Otherwise the mass of evidence about the comparative efficiency of private owned versus public owned businesses is equivocal. The studies which come to various conclusions, but typically they are methodologically flawed, and contradict one another. 

So what about this new study by Victoria University economist Lewis Evans and Telecom researcher David de Boer, which has just been published by the Wellington university’s graduate business school? 

To come to any conclusion the researchers have to separate the effects of three different changes. There was the market liberalization, whereby the telecommunications industry was opened up to competition (from Clear and other new entrants). There was the corporatization where Telecom was given a profit objective, and abandoned other goals. And there was the privatization when the firm passed from public to private ownership. 

The study makes little attempt to distinguish these effects, ignoring the liberalization altogether, and seemingly attributing most the gains to the third of privatization. 
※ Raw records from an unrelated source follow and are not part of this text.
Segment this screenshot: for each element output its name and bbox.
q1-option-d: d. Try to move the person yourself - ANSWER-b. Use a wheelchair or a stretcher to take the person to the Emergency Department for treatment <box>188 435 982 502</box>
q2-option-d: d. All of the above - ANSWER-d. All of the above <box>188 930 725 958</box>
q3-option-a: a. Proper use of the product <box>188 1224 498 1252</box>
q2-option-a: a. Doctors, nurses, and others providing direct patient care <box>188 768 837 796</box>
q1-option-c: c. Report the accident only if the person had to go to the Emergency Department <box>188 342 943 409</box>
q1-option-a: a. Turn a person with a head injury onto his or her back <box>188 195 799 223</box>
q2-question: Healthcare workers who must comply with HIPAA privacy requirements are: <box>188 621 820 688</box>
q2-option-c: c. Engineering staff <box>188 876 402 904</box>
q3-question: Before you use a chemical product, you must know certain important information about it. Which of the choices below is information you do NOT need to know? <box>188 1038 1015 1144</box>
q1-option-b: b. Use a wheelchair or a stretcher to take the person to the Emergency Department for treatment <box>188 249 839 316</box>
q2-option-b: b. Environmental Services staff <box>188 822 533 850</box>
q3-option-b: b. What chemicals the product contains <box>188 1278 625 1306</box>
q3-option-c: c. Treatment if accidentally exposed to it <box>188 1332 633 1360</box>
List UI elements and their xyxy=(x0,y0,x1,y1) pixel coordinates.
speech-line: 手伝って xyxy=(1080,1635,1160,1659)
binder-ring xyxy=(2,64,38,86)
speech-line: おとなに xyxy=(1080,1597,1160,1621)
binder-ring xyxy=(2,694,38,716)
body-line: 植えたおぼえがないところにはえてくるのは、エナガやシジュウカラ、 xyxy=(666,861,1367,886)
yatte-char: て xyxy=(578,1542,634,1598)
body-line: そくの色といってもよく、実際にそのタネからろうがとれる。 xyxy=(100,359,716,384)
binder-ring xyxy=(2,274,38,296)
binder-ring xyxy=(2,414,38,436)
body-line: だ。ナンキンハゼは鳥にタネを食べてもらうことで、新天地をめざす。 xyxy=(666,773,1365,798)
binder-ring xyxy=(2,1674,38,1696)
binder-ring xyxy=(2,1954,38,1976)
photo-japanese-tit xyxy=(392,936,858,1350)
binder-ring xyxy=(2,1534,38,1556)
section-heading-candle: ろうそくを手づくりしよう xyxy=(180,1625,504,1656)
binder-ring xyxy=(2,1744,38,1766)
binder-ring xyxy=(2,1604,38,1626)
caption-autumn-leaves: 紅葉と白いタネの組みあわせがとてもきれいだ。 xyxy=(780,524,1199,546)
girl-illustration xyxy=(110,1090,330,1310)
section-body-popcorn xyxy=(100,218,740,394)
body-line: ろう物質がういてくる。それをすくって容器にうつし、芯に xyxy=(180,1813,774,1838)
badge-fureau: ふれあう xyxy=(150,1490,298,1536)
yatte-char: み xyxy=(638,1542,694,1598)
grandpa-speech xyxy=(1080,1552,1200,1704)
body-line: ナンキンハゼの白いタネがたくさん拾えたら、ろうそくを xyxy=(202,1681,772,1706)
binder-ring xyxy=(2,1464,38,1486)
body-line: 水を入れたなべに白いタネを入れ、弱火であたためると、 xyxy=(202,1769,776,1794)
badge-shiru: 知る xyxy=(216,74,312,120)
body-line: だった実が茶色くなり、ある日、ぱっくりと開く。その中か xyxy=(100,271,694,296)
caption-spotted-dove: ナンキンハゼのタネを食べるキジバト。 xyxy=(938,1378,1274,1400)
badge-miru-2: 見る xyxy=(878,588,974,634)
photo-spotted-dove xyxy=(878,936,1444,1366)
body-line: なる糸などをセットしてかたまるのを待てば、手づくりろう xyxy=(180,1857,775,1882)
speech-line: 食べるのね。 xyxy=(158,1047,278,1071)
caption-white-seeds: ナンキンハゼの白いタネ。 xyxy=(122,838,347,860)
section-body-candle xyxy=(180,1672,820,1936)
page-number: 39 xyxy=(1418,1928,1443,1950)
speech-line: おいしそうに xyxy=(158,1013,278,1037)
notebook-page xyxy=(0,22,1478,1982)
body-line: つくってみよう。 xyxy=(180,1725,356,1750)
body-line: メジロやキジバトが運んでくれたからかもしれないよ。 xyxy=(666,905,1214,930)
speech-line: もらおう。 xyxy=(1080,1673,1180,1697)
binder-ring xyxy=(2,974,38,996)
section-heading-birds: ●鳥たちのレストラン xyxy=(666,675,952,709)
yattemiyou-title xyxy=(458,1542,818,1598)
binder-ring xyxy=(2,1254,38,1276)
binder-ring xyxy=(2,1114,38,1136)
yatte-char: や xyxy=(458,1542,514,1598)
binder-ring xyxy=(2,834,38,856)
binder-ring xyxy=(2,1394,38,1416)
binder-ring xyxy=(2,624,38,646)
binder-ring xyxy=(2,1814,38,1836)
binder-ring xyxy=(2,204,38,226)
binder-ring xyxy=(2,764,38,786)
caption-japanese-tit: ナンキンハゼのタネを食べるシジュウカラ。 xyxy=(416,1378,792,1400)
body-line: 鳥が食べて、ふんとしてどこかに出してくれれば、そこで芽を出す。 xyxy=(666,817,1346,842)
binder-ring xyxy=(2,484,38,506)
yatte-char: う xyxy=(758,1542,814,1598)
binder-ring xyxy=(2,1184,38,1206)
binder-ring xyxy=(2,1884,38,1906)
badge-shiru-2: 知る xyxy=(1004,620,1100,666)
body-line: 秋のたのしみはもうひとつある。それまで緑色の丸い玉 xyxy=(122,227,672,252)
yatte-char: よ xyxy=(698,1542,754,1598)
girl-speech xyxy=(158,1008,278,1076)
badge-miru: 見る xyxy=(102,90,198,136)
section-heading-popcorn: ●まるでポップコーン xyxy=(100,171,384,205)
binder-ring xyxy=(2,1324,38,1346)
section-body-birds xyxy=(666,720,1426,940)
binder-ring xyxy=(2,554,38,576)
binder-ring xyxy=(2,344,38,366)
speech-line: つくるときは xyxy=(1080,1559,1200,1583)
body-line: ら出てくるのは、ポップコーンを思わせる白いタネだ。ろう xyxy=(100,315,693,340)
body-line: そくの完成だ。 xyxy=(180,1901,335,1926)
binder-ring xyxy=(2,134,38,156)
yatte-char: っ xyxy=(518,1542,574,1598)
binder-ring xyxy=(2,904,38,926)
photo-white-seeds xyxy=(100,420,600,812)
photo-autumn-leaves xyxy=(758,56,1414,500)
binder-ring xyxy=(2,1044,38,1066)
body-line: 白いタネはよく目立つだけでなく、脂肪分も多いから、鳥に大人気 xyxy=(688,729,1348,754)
But there were even more fundamental weakness to the study. I shall not here discuss the obvious flaws of the indicators they are using, but accept them at face value. The indicators show that there has been an improvement in the performance of the Telecom business since 1988. However those indicators would also have been improving before then under the old government department regime. To demonstrate that privatization (and the other changes) had been beneficial to the economy it is necessary to calculate the gains that which would have happened if the old regime had remained in place, and look at the difference. Otherwise we might attribute to the changes after 1988 those which would have happened anyway. 

Extraordinarily there is no attempt in the study whatsoever to do this. All the gains after 1988 are attributed to the new economic environment, especially to the change of ownership. 

<>The public has every right to be angry about the use of this limited research, which certainly does not say what is claimed for it. We have here is another study which is being used for ideologists to justify their policies. Those at the other extreme will use the poor methodological standards to illustrate just how desperate the right are to justify their views. And those of us who have tried to understand the ownership issue will sadly put the newspaper clipping into the folder of studies on privatization full of sound and fury, signifying nothing.